A recent issue of “Entertainment Weekly” featured a cover story about a reboot of “The X-Files” with the series’ original stars, David Duchovny and Gillian Anderson.
The news fills me with a mix of excitement and dread.
I was a late-comer to “The X-Files” in the 1990s, but once I was introduced to the series, I plunged into it like a scalpel in an alien autopsy.
As a kid, pre-“X-Files,” I had a particular fascination for all things unexplained.
I devoured books on UFOs and articles on Bigfoot, the Loch Ness Monster, alien abductions, etc.
I was a big fan of the late Leonard Nimoy’s series “In Search of…” that explored the mysteries of the world.
“The X-Files,” with its combination of creepy, paranoid, funny and inventive plot twists, coupled with the witty repartee between Mulder and Scully, made for a great escape for one hour a week on Sunday nights.
I hesitate though to think about a reboot.
In many ways, “The X-Files” was a product of its time:
There were deepening divisions and a growing distrust about Washington, an uncertainty about the world as the school shootings in Columbine and the stand-off in Waco, Texas, dominated headlines and as the U.S. sought to redefine itself in the world after the end of the Cold War.
Somehow the show tapped into those uncertainties by presenting story lines that challenged your beliefs about the “known world” and your confidence in institutions like the government and schools.
Viewers could take a perverse pleasure in “The X-Files” as a safe outlet for these anxieties.
“The X-Files” was also just good, fun television.
The young Mulder as the believer in things mysterious and Scully as his skeptical science-grounded partner made for a terrific contrast and interplay of ideas.
Add a dose of simmering sexual tension (when will they ever get it on?!), conspiracy-laden plot lines (hello Cigarette-Smoking Man!) and some loveable but smart goofballs (The Lone Gunmen), and you had the equivalent of television potato chips: You kept coming back for more.
Part of the fun for me was getting on the phone with a friend immediately after an episode and trying to unravel what had just happened.
So, yes count me as a big fan.
But…the movies were an affront to all that the TV series had built.

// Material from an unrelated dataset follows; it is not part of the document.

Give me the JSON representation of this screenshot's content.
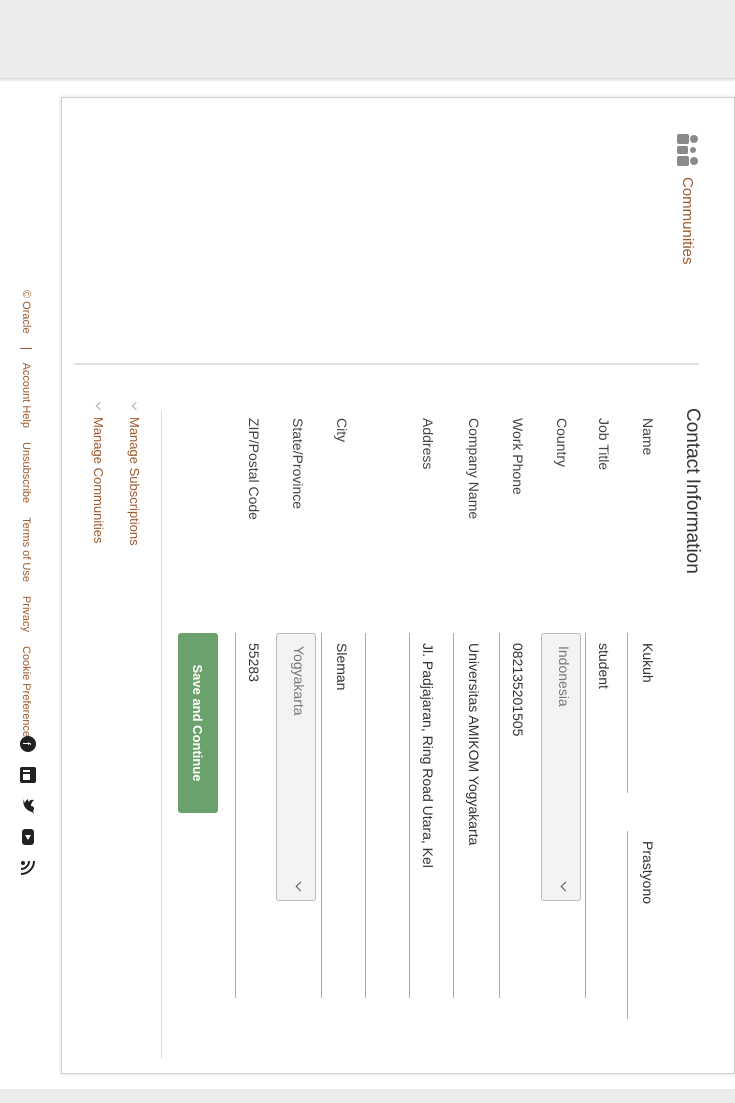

And, not to engage in ageism, but part of the appeal of the original was having the baby-faced (bordering on naïve), Scully and Mulder teaming up to uncover the truth.
I think Duchovny and Anderson have only matured in their acting chops, but will a series about mid-to-late career FBI agents investigating the paranormal in a modern age of Google, smartphones and social media be as engaging as the original, which was technologically in the Stone Age?
At a time of NSA spying and a pervasive cynicism about government, the kinds of bogeymen that were the signature of “The X-Files” would likely be overshadowed by real-life world events.
As excited as I would be by a reboot, and as much as I want to believe in it, it might just be best to X-out a reprise of this excellent TV series.